When John enters the station, he and The Blonde embrace. The family that was killed in the flashback was John's. They had a Hopi housekeeper who hid John in the floorboards of the station and told the Apaches that he was dead. The Blonde is John's ex-girlfriend, who stuck around to help John get revenge for his family.

John and The Blonde tell The Rancher and The Chief why they are doing this. Also, she tells them that Elvis Elvis's dying words were that he destroyed the mask when he realized he wouldn't be able to sell it. She tells them she will return and kill anyone who retaliates. She leaves, with a briefcase and the hooker who stole John's wallet – she is actually the doctor that The Blonde left him for.

John leaves with his briefcase and the mask, which wasn't really destroyed. John returns it to his Hopi protector from 30 years earlier, finishing the job his father had started – returning the mask to her tribe, the rightful owners.

==Production==
The film was first announced on June 17, 2010. Some of the filming occurred in Utah.
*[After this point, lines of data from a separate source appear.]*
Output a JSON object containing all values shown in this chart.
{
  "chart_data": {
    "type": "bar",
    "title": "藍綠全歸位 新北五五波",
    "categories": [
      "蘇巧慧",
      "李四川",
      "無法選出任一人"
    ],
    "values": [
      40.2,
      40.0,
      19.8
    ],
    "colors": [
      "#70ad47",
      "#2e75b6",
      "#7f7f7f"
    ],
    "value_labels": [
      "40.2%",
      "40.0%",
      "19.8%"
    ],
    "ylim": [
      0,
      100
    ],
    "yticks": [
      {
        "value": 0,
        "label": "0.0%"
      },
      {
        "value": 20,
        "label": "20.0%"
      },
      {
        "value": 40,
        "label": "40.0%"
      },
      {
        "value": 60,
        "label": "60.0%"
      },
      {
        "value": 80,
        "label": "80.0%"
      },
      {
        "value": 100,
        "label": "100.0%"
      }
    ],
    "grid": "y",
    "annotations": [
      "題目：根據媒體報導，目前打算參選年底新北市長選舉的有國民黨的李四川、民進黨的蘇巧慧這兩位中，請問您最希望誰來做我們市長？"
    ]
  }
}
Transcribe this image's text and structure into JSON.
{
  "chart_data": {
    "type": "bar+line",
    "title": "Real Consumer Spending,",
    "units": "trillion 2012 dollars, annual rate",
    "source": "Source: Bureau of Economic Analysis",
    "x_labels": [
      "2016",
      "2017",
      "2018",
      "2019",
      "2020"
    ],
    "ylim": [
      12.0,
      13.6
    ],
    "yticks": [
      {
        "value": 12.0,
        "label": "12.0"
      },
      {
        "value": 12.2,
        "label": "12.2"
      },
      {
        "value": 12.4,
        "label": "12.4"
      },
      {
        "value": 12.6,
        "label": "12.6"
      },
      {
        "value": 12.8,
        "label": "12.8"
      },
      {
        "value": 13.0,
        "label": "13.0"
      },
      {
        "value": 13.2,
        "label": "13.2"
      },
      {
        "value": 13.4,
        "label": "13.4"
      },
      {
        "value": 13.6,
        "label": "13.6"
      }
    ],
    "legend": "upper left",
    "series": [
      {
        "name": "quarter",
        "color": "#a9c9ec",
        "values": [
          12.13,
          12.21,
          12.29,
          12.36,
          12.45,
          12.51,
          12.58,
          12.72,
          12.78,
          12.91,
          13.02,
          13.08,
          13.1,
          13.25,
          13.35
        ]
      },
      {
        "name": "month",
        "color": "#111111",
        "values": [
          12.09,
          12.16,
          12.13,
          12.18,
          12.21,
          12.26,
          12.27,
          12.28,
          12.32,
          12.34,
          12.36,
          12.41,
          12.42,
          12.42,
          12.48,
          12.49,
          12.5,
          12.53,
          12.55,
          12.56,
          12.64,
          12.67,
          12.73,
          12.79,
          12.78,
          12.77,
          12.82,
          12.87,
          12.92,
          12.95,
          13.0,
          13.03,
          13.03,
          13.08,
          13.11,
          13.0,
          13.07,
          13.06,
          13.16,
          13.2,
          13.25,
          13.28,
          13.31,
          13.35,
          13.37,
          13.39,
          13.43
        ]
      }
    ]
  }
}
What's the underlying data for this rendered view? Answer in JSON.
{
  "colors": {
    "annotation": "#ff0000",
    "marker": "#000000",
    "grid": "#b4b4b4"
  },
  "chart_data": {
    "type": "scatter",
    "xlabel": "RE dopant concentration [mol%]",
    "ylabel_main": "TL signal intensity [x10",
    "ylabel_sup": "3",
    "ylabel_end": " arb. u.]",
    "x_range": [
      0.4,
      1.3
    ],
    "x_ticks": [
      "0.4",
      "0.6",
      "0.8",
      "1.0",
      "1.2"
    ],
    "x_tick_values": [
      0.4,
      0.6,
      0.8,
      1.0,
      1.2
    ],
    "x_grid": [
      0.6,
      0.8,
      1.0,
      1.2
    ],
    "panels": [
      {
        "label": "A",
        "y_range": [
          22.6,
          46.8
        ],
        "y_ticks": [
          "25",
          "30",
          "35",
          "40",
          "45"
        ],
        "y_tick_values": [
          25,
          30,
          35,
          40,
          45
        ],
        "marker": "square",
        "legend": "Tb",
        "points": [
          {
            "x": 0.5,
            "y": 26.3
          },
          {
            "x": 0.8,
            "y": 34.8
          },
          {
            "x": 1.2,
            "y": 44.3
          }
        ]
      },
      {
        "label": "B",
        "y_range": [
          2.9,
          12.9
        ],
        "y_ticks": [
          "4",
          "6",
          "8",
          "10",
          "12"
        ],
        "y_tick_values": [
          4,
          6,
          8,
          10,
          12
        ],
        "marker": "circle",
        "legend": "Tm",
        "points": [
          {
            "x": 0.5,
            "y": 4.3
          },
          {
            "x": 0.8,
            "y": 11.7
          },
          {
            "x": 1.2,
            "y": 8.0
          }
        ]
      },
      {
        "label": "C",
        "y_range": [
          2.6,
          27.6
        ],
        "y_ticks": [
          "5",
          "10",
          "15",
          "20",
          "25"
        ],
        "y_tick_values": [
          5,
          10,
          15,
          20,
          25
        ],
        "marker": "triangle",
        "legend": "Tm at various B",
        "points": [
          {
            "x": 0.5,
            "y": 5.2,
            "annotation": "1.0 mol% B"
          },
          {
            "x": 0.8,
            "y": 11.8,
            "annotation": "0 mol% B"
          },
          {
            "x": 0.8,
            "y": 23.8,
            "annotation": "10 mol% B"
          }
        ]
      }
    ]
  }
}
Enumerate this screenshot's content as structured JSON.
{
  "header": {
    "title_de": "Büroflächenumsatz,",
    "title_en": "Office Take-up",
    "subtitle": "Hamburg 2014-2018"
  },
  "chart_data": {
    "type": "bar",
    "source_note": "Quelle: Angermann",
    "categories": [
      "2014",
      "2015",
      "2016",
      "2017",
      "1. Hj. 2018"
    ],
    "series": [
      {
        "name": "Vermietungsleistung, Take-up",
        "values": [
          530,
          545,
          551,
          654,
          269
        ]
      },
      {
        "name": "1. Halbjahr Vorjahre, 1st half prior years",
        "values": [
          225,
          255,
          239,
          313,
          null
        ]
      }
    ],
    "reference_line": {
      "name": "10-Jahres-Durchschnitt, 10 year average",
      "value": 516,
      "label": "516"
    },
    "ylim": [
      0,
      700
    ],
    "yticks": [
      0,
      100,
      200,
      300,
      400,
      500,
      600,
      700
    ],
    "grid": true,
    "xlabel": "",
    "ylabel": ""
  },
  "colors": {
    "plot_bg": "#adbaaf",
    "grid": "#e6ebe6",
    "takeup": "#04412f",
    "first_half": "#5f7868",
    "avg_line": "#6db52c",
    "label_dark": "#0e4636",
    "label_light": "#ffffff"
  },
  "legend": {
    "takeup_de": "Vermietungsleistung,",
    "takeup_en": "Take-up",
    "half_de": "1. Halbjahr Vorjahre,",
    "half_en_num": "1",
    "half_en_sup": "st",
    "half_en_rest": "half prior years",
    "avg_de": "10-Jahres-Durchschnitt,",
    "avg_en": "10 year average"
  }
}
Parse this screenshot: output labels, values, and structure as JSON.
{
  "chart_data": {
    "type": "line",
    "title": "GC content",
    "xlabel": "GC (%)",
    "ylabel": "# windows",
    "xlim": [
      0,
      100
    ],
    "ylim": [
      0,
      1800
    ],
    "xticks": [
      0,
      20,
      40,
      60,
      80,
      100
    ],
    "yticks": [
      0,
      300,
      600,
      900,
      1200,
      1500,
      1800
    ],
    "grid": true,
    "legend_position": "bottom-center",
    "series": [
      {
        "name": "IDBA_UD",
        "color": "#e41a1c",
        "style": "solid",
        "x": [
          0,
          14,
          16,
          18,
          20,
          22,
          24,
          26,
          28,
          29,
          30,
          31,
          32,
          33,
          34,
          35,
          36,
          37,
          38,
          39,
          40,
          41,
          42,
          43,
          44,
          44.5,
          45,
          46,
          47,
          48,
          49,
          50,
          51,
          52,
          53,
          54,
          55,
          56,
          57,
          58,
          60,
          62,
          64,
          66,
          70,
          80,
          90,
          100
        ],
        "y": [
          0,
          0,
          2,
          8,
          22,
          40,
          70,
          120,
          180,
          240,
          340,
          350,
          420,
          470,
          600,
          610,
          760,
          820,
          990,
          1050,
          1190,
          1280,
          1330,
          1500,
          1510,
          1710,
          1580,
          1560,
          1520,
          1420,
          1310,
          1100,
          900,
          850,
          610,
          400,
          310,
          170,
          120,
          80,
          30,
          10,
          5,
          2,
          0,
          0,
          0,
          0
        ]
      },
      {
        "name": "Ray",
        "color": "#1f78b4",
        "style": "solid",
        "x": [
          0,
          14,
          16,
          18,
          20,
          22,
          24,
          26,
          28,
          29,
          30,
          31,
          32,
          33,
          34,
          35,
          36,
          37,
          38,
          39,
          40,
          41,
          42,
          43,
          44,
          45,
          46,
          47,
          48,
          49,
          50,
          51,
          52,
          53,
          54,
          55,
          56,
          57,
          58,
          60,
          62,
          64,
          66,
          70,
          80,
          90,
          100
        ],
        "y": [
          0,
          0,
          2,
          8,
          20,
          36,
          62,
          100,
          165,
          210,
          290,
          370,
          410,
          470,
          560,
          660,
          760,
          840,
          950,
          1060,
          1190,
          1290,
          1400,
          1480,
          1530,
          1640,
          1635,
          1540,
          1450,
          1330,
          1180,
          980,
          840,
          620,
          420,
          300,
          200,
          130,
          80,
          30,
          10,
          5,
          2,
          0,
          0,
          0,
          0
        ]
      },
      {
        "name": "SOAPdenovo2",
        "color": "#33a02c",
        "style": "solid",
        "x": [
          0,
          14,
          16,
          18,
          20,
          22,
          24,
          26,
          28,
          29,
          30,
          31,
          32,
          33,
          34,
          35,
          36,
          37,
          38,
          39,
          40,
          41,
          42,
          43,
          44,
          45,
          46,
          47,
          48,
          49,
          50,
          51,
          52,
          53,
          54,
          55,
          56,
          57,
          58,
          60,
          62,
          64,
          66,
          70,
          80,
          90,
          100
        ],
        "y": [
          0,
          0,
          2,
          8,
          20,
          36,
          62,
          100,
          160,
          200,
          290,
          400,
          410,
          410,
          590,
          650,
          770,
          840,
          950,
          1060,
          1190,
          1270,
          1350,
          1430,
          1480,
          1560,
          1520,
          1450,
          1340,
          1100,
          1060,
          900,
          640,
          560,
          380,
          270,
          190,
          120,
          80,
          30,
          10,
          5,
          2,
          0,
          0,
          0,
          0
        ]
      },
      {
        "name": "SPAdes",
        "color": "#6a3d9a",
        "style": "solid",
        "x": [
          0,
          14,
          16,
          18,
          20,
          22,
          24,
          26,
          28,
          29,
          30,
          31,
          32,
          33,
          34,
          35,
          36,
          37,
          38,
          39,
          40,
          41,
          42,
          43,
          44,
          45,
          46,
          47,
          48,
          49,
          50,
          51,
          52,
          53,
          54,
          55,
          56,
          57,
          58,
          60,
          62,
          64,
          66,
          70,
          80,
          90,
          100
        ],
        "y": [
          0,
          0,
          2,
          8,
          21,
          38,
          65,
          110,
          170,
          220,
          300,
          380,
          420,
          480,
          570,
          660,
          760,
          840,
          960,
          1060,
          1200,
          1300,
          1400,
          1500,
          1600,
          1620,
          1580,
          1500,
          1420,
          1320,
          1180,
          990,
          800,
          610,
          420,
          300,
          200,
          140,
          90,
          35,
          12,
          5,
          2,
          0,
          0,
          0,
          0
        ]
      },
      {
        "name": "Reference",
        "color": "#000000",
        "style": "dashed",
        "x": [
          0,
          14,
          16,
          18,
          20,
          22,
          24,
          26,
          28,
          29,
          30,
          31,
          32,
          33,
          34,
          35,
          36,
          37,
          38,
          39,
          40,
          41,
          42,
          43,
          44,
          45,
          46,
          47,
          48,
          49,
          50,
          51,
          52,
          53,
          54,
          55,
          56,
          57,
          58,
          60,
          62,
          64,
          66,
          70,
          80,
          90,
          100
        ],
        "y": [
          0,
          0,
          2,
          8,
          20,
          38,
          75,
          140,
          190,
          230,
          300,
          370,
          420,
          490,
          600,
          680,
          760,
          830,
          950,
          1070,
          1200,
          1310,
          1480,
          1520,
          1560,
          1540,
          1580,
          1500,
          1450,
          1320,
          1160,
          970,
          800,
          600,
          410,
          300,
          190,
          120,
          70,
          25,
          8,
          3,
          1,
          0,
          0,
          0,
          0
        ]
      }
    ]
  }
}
On July 8, 2010, Megan Park was confirmed to have joined the cast.

On July 13, 2010, it was confirmed that Chris Kattan and Helena Mattsson had joined that cast. On July 14, 2010, Jeff Fahey was announced to have joined the cast.

Principal photography began on July 6, 2010.

The film is not rated. However, on Dish TV, it is rated NC-17.

==Release==

The film was released on DVD in North America on January 8, 2013.